Excessive drinking, or polydipsia, and excessive urinating, or polyuria, are common presentations in any age dog or cat, but are especially prevalent in our older cat populations. People most commonly think these are related to the urinary tract and must mean a urinary tract infection. Sometimes that’s the case, especially because our aging pets are more prone to urinary tract infections. But often, these are clinical signs of other disease.
- Diabetes Mellitus is one of these diseases. Often, the first sign an owner notices in a diabetic cat, is having to change the litter box more frequently and fill the water bowl more often. Other signs may include weight loss, sticky urine, or loss of appetite. Diabetes is a treatable disease in cats, but often requires special food, insulin injections and frequent blood and urinalysis monitoring.
- Another disease that causes polyuria and polydipsia in aging cats is kidney failure. The kidneys are very important for both conserving and removing excess water (depending on what the body needs at the time), filtering toxins from the body, balancing critical electrolytes and important nutrients, regulating blood pressure, conserving protein, and assisting in red blood cell formation. As the kidneys age, they may become increasingly insufficient at these tasks. When this occurs, often the first noticeable signs in a cat are increases in drinking and urinating. As kidney disease progresses into failure, cats will lose weight, often have frequent vomiting, and may even stop eating altogether.

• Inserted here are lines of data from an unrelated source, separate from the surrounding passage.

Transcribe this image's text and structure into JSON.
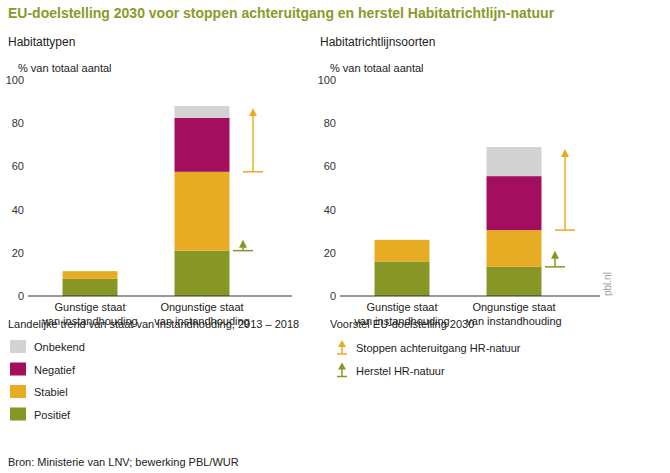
{
  "title": "EU-doelstelling 2030 voor stoppen achteruitgang en herstel Habitatrichtlijn-natuur",
  "legend_title": "Landelijke trend van staat van instandhouding, 2013 – 2018",
  "arrow_legend_title": "Voorstel EU-doelstelling 2030",
  "source": "Bron: Ministerie van LNV; bewerking PBL/WUR",
  "watermark": "pbl.nl",
  "chart_data": [
    {
      "type": "bar",
      "stacked": true,
      "grid": false,
      "title": "Habitattypen",
      "y_label": "% van totaal aantal",
      "categories": [
        "Gunstige staat van instandhouding",
        "Ongunstige staat van instandhouding"
      ],
      "ylim": [
        0,
        100
      ],
      "yticks": [
        0,
        20,
        40,
        60,
        80,
        100
      ],
      "series": [
        {
          "name": "Positief",
          "color": "#879624",
          "values": [
            8,
            21
          ]
        },
        {
          "name": "Stabiel",
          "color": "#e8ac24",
          "values": [
            3.5,
            36.5
          ]
        },
        {
          "name": "Negatief",
          "color": "#a30e5e",
          "values": [
            0,
            25
          ]
        },
        {
          "name": "Onbekend",
          "color": "#d3d3d3",
          "values": [
            0,
            5.5
          ]
        }
      ],
      "arrows": [
        {
          "name": "Stoppen achteruitgang HR-natuur",
          "color": "#e8ac24",
          "category": "Ongunstige staat van instandhouding",
          "from": 57.5,
          "to": 87
        },
        {
          "name": "Herstel HR-natuur",
          "color": "#879624",
          "category": "Ongunstige staat van instandhouding",
          "from": 21,
          "to": 26
        }
      ]
    },
    {
      "type": "bar",
      "stacked": true,
      "grid": false,
      "title": "Habitatrichtlijnsoorten",
      "y_label": "% van totaal aantal",
      "categories": [
        "Gunstige staat van instandhouding",
        "Ongunstige staat van instandhouding"
      ],
      "ylim": [
        0,
        100
      ],
      "yticks": [
        0,
        20,
        40,
        60,
        80,
        100
      ],
      "series": [
        {
          "name": "Positief",
          "color": "#879624",
          "values": [
            16,
            13.5
          ]
        },
        {
          "name": "Stabiel",
          "color": "#e8ac24",
          "values": [
            10,
            17
          ]
        },
        {
          "name": "Negatief",
          "color": "#a30e5e",
          "values": [
            0,
            25
          ]
        },
        {
          "name": "Onbekend",
          "color": "#d3d3d3",
          "values": [
            0,
            13.5
          ]
        }
      ],
      "arrows": [
        {
          "name": "Stoppen achteruitgang HR-natuur",
          "color": "#e8ac24",
          "category": "Ongunstige staat van instandhouding",
          "from": 30.5,
          "to": 68
        },
        {
          "name": "Herstel HR-natuur",
          "color": "#879624",
          "category": "Ongunstige staat van instandhouding",
          "from": 13.5,
          "to": 21
        }
      ]
    }
  ]
}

While kidney disease/failure is not curable, we can often manage it and allow the pet to continue to have a good quality of life for quite some time.
- Hyperthyroidism, a disease caused by the over-production of thyroid hormone, is frequently diagnosed in older cats. The most common presenting complaint in a hyperthyroid patient is weight loss in the face of an increased appetite. However, this disease also increases thirst, causing polydipsia and polyuria. Hyperthyroidism is another disease that is very treatable and actually has several different treatment options, ranging from daily oral or topical medication, to one time radioactive iodine treatments.
Excessive drinking and urination is most often present due to some type of underlying disease, though there can also be behavioral reasons as well. It is always important to have your cat checked by your Veterinarian to determine the reason for these signs and determine the best treatment plan for your furry friend.